Sherry is one of the wine world’s under appreciated gems. Seen as old-fashioned or something cheap and sweet that your Gran drinks at Christmas, Sherry is passed by without a glimpse by many a wine-lover. A lot of the tentative approach can also be put down to lack of knowledge and understanding. There are different styles and sweetness levels from bone dry to sumptuously sweet, with a range of flavours to suit every oenophile palate. One of the gaps in many people’s knowledge is how long it lasts once open, and what temperature it should be served.
How long does on open bottle of sherry last?

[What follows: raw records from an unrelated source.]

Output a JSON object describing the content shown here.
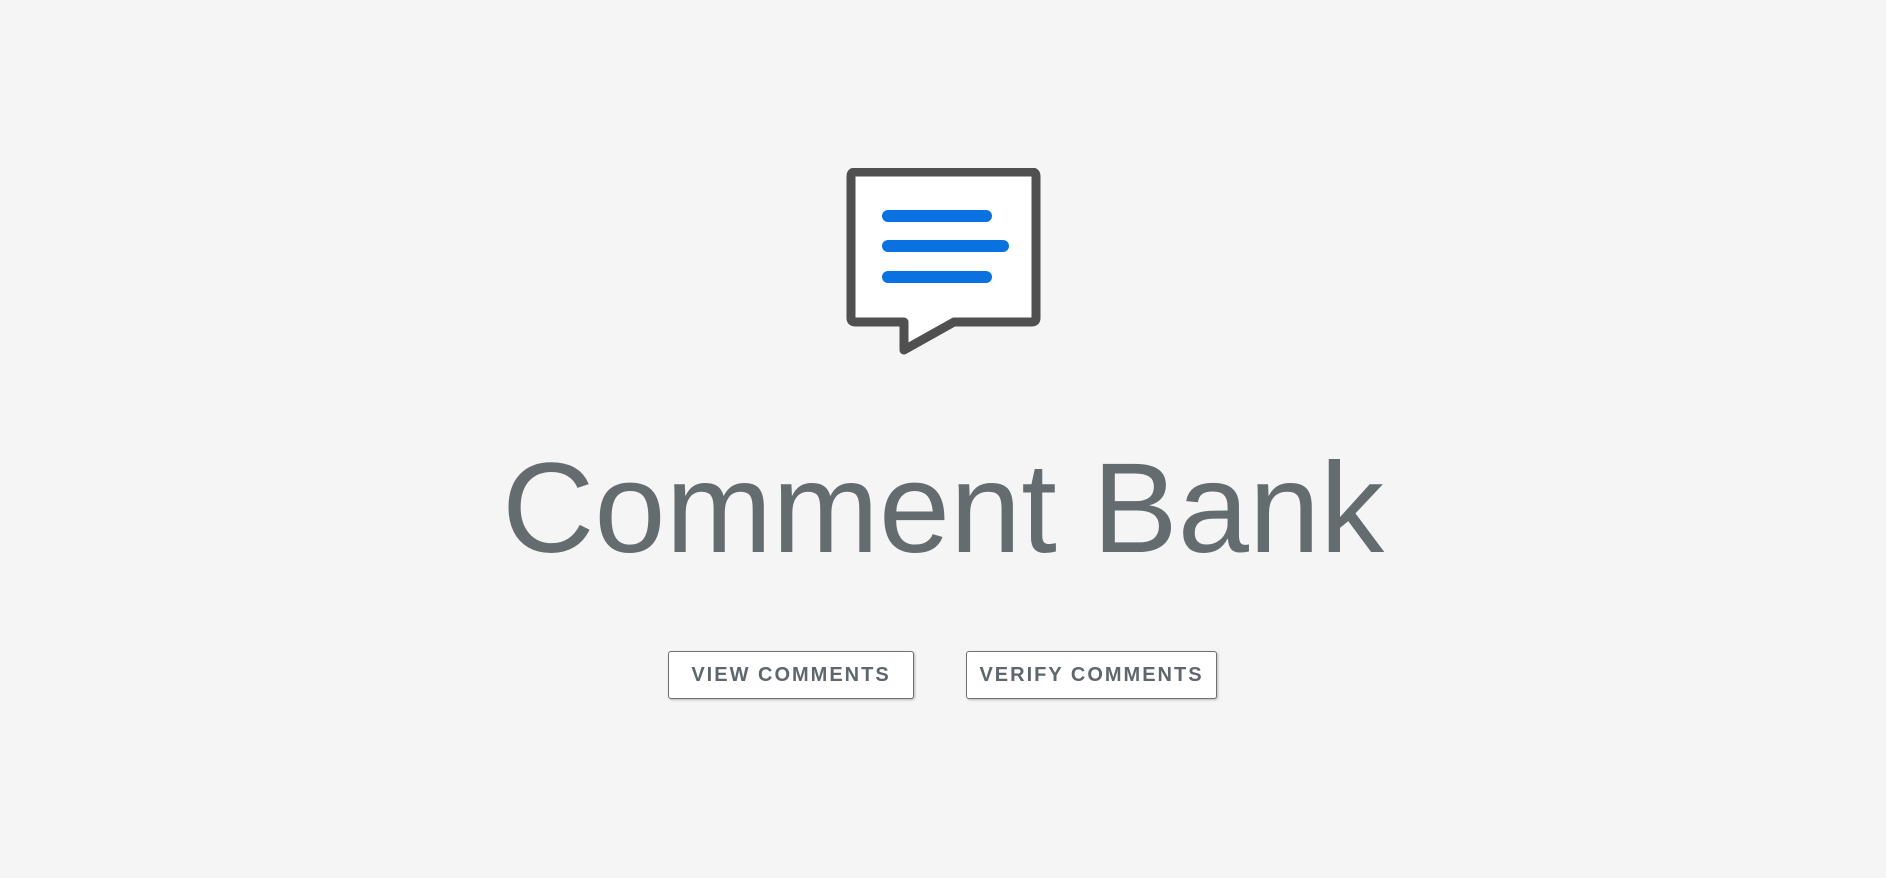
{
  "app": {
    "title": "Comment Bank"
  },
  "logo": {
    "icon": "comment-bank-speech-bubble-icon",
    "frame_color": "#505050",
    "line_color": "#0a72e0"
  },
  "actions": {
    "view_label": "VIEW COMMENTS",
    "verify_label": "VERIFY COMMENTS"
  },
  "colors": {
    "background": "#f5f5f5",
    "title_text": "#646c70",
    "button_text": "#5e676b"
  }
}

Here is a handy guide that covers the main styles of Sherry so you need wonder no longer! One thing that is severely misunderstood (especially by pubs and restaurants) is how long a bottle of sherry lasts once it has been opened. All wines evolve and deteriorate when open to oxygen, but here I have been fairly conservative where I feel most Sherries will hold on to the qualities that we value before the decline is noticeable. Don’t be afraid of using wine saving devices like a Vacuvin to give a greater protection. Of course different styles can survive for different periods of time, but 3 key rules to follow are:
- Keep sealed tightly
- Keep dark
- Keep cool/cold
What temperature should I serve sherry?
These are of course suggestions and personal preference on temperature may well vary. A rule of thumb is that the paler the Sherry, it is usually best consumed cooler. Also very sweet styles of sherry can benefit from being served ‘cellar’ temperature as it helps prevent the sugar become too cloying. Complex sherries shouldn’t be served too cold as many of the subtle nuances may well be lost. A quick note on the range of time given to VOS and VORS sherries. These are sherries of 20 and 30 years of age and advice from producers varies considerably so care needs to taken. (A delicious VORS sherry wouldn’t last anything like a year in my house so wouldn’t be a problem!!)